Molti farmaci iniettabili sono altamente sensibili al caldo e al freddo e possono deteriorarsi se la loro temperatura si sposta di alcuni gradi. L’insulina, per non perdere efficacia, deve rimanere tra 2 e 8°C nel frigo o tra 2 e 30°C quando trasportata dal paziente in una “penna” o in una fiala: i pazienti hanno necessità di conservare l’insulina a casa anche per diversi mesi prima di usarla, ma è possibile che le modalità di conservazione nell’elettrodomestico di casa influiscano sulla qualità del farmaco. Katarina Braune della Charité – Universitaetsmedizin di Berlino, in Germania, in collaborazione con Lutz Heinemann (Science & Co), esperto di tecnologia e diabete, e l’azienda di ‘digital health’ MedAngel, ha monitorato con dei sensori la temperatura delle formulazioni di insulina conservate in frigo e portate come scorta da 388 pazienti diabetici residenti in Europa e Stati Uniti: i pazienti hanno posizionato sensori di temperatura accanto alla loro insulina nel frigorifero o nel sacchetto in cui trasportano il farmaco e altri prodotti correlati alla gestione del diabete. I dati relativi alla temperatura sono stati misurati automaticamente ogni 3 minuti (fino a 480 volte al giorno) prima di essere inviati a un’App e registrati su un database sicuro.

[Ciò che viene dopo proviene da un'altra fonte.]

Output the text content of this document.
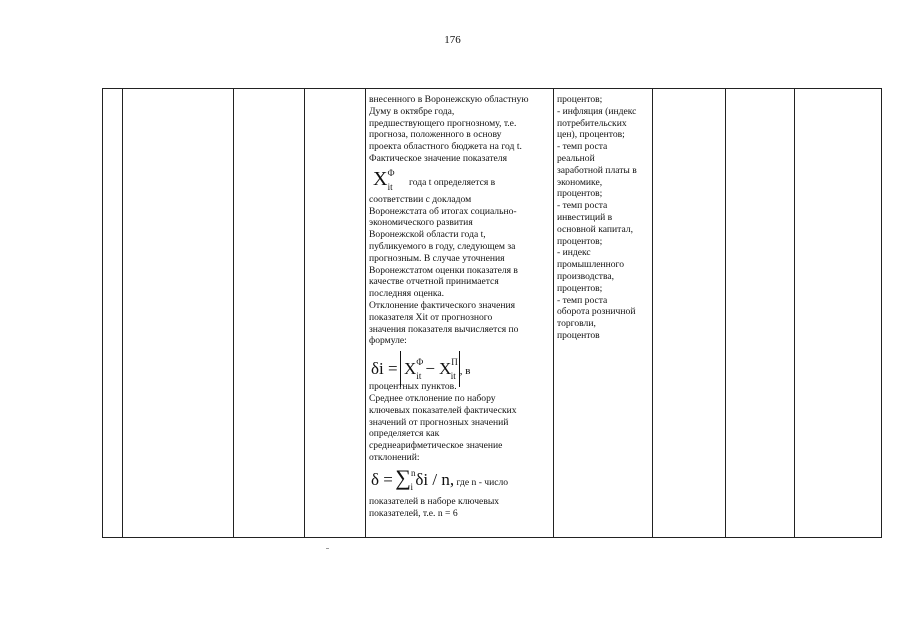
176
внесенного в Воронежскую областную
Думу в октябре года,
предшествующего прогнозному, т.е.
прогноза, положенного в основу
проекта областного бюджета на год t.
Фактическое значение показателя
XФit года t определяется в
соответствии с докладом
Воронежстата об итогах социально-
экономического развития
Воронежской области года t,
публикуемого в году, следующем за
прогнозным. В случае уточнения
Воронежстатом оценки показателя в
качестве отчетной принимается
последняя оценка.
Отклонение фактического значения
показателя Xit от прогнозного
значения показателя вычисляется по
формуле:
δi = XФit − XПit , в
процентных пунктов.
Среднее отклонение по набору
ключевых показателей фактических
значений от прогнозных значений
определяется как
среднеарифметическое значение
отклонений:
δ = ∑ni δi / n, где n - число
показателей в наборе ключевых
показателей, т.е. n = 6
процентов;
- инфляция (индекс
потребительских
цен), процентов;
- темп роста
реальной
заработной платы в
экономике,
процентов;
- темп роста
инвестиций в
основной капитал,
процентов;
- индекс
промышленного
производства,
процентов;
- темп роста
оборота розничной
торговли,
процентов
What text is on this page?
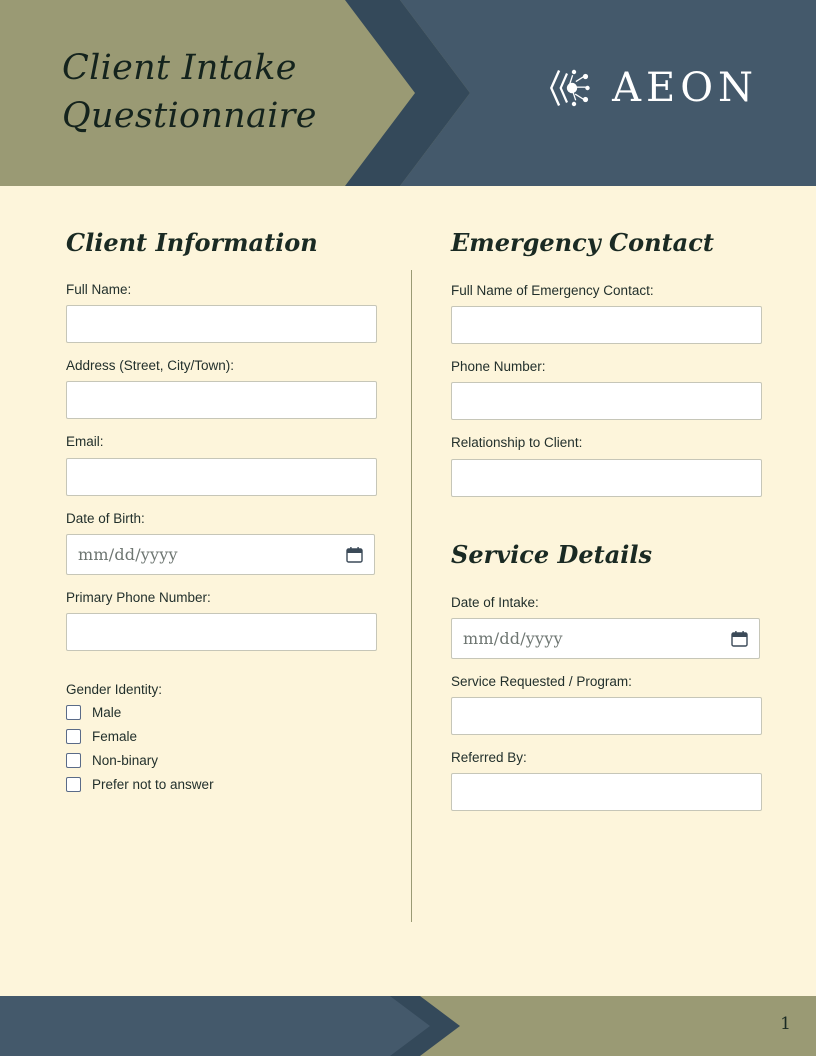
Client Intake
Questionnaire
AEON
Client Information

Full Name:

Address (Street, City/Town):

Email:

Date of Birth:

mm/dd/yyyy

Primary Phone Number:

Gender Identity:

Male
Female
Non-binary
Prefer not to answer
Emergency Contact

Full Name of Emergency Contact:

Phone Number:

Relationship to Client:

Service Details

Date of Intake:

mm/dd/yyyy

Service Requested / Program:

Referred By:

1
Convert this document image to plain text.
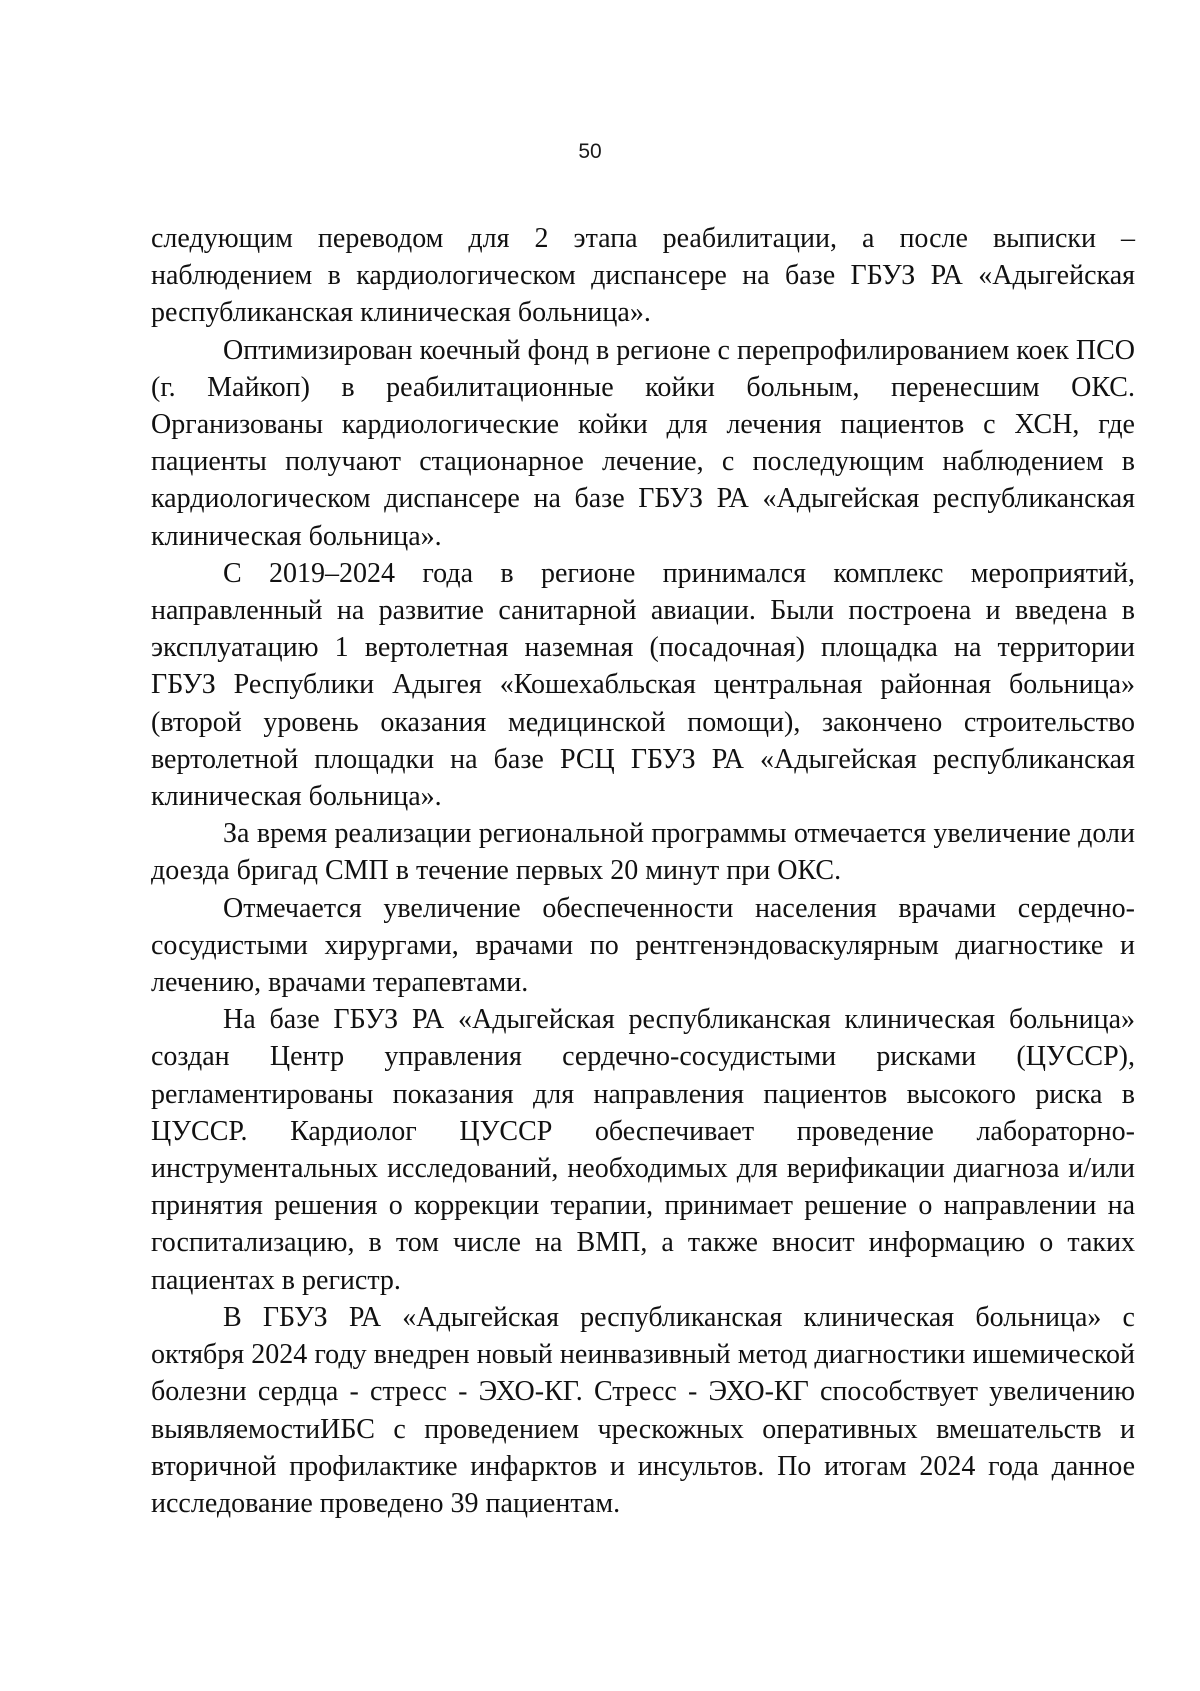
50

следующим переводом для 2 этапа реабилитации, а после выписки – наблюдением в кардиологическом диспансере на базе ГБУЗ РА «Адыгейская республиканская клиническая больница».

Оптимизирован коечный фонд в регионе с перепрофилированием коек ПСО (г. Майкоп) в реабилитационные койки больным, перенесшим ОКС. Организованы кардиологические койки для лечения пациентов с ХСН, где пациенты получают стационарное лечение, с последующим наблюдением в кардиологическом диспансере на базе ГБУЗ РА «Адыгейская республиканская клиническая больница».

С 2019–2024 года в регионе принимался комплекс мероприятий, направленный на развитие санитарной авиации. Были построена и введена в эксплуатацию 1 вертолетная наземная (посадочная) площадка на территории ГБУЗ Республики Адыгея «Кошехабльская центральная районная больница» (второй уровень оказания медицинской помощи), закончено строительство вертолетной площадки на базе РСЦ ГБУЗ РА «Адыгейская республиканская клиническая больница».

За время реализации региональной программы отмечается увеличение доли доезда бригад СМП в течение первых 20 минут при ОКС.

Отмечается увеличение обеспеченности населения врачами сердечно-сосудистыми хирургами, врачами по рентгенэндоваскулярным диагностике и лечению, врачами терапевтами.

На базе ГБУЗ РА «Адыгейская республиканская клиническая больница» создан Центр управления сердечно-сосудистыми рисками (ЦУССР), регламентированы показания для направления пациентов высокого риска в ЦУССР. Кардиолог ЦУССР обеспечивает проведение лабораторно-инструментальных исследований, необходимых для верификации диагноза и/или принятия решения о коррекции терапии, принимает решение о направлении на госпитализацию, в том числе на ВМП, а также вносит информацию о таких пациентах в регистр.

В ГБУЗ РА «Адыгейская республиканская клиническая больница» с октября 2024 году внедрен новый неинвазивный метод диагностики ишемической болезни сердца - стресс - ЭХО-КГ. Стресс - ЭХО-КГ способствует увеличению выявляемостиИБС с проведением чрескожных оперативных вмешательств и вторичной профилактике инфарктов и инсультов. По итогам 2024 года данное исследование проведено 39 пациентам.
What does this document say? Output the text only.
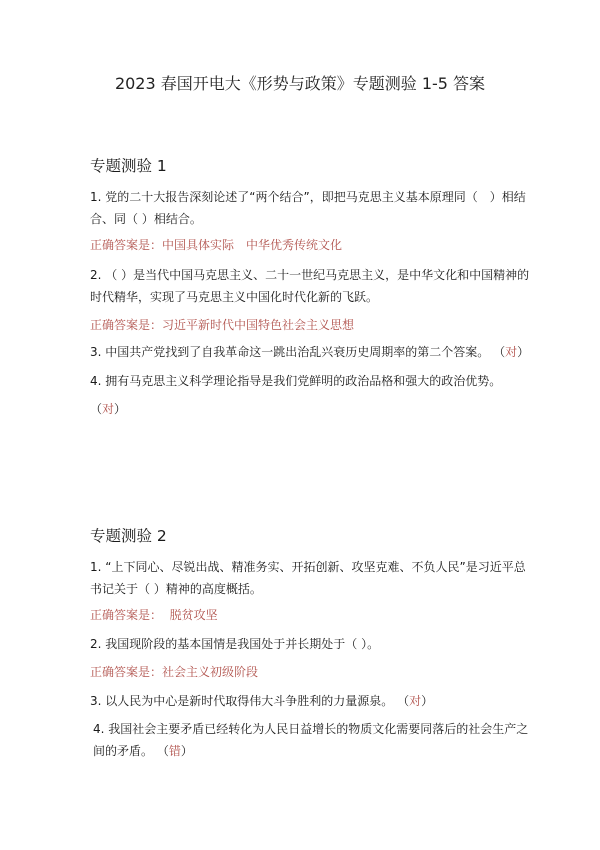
2023 春国开电大《形势与政策》专题测验 1-5 答案
专题测验 1
1. 党的二十大报告深刻论述了“两个结合”，即把马克思主义基本原理同（　）相结合、同（ ）相结合。
正确答案是：中国具体实际　中华优秀传统文化
2. （ ）是当代中国马克思主义、二十一世纪马克思主义，是中华文化和中国精神的时代精华，实现了马克思主义中国化时代化新的飞跃。
正确答案是：习近平新时代中国特色社会主义思想
3. 中国共产党找到了自我革命这一跳出治乱兴衰历史周期率的第二个答案。 （对）
4. 拥有马克思主义科学理论指导是我们党鲜明的政治品格和强大的政治优势。
（对）
专题测验 2
1. “上下同心、尽锐出战、精准务实、开拓创新、攻坚克难、不负人民”是习近平总书记关于（ ）精神的高度概括。
正确答案是：  脱贫攻坚
2. 我国现阶段的基本国情是我国处于并长期处于（ ）。
正确答案是：社会主义初级阶段
3. 以人民为中心是新时代取得伟大斗争胜利的力量源泉。 （对）
4. 我国社会主要矛盾已经转化为人民日益增长的物质文化需要同落后的社会生产之间的矛盾。 （错）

L’analisi di 400 “diari” termici (230 per l’insulina refrigerata e 170 per quella trasportata) ha rivelato che il 79% contenevano scostamenti dalla gamma di temperature raccomandata: in media, l’insulina conservata nel frigorifero era fuori dall’intervallo corretto l’11% delle volte (equivalente a 2 ore e 34 minuti al giorno). Al contrario, l’insulina trasportata dai pazienti non era nel range giusto solo per circa 8 minuti al giorno. Il congelamento ha fatto registrare problematiche maggiori: 66 sensori (17%) misuravano temperature inferiori a 0 gradi centigradi (equivalenti a 3 ore al mese in media).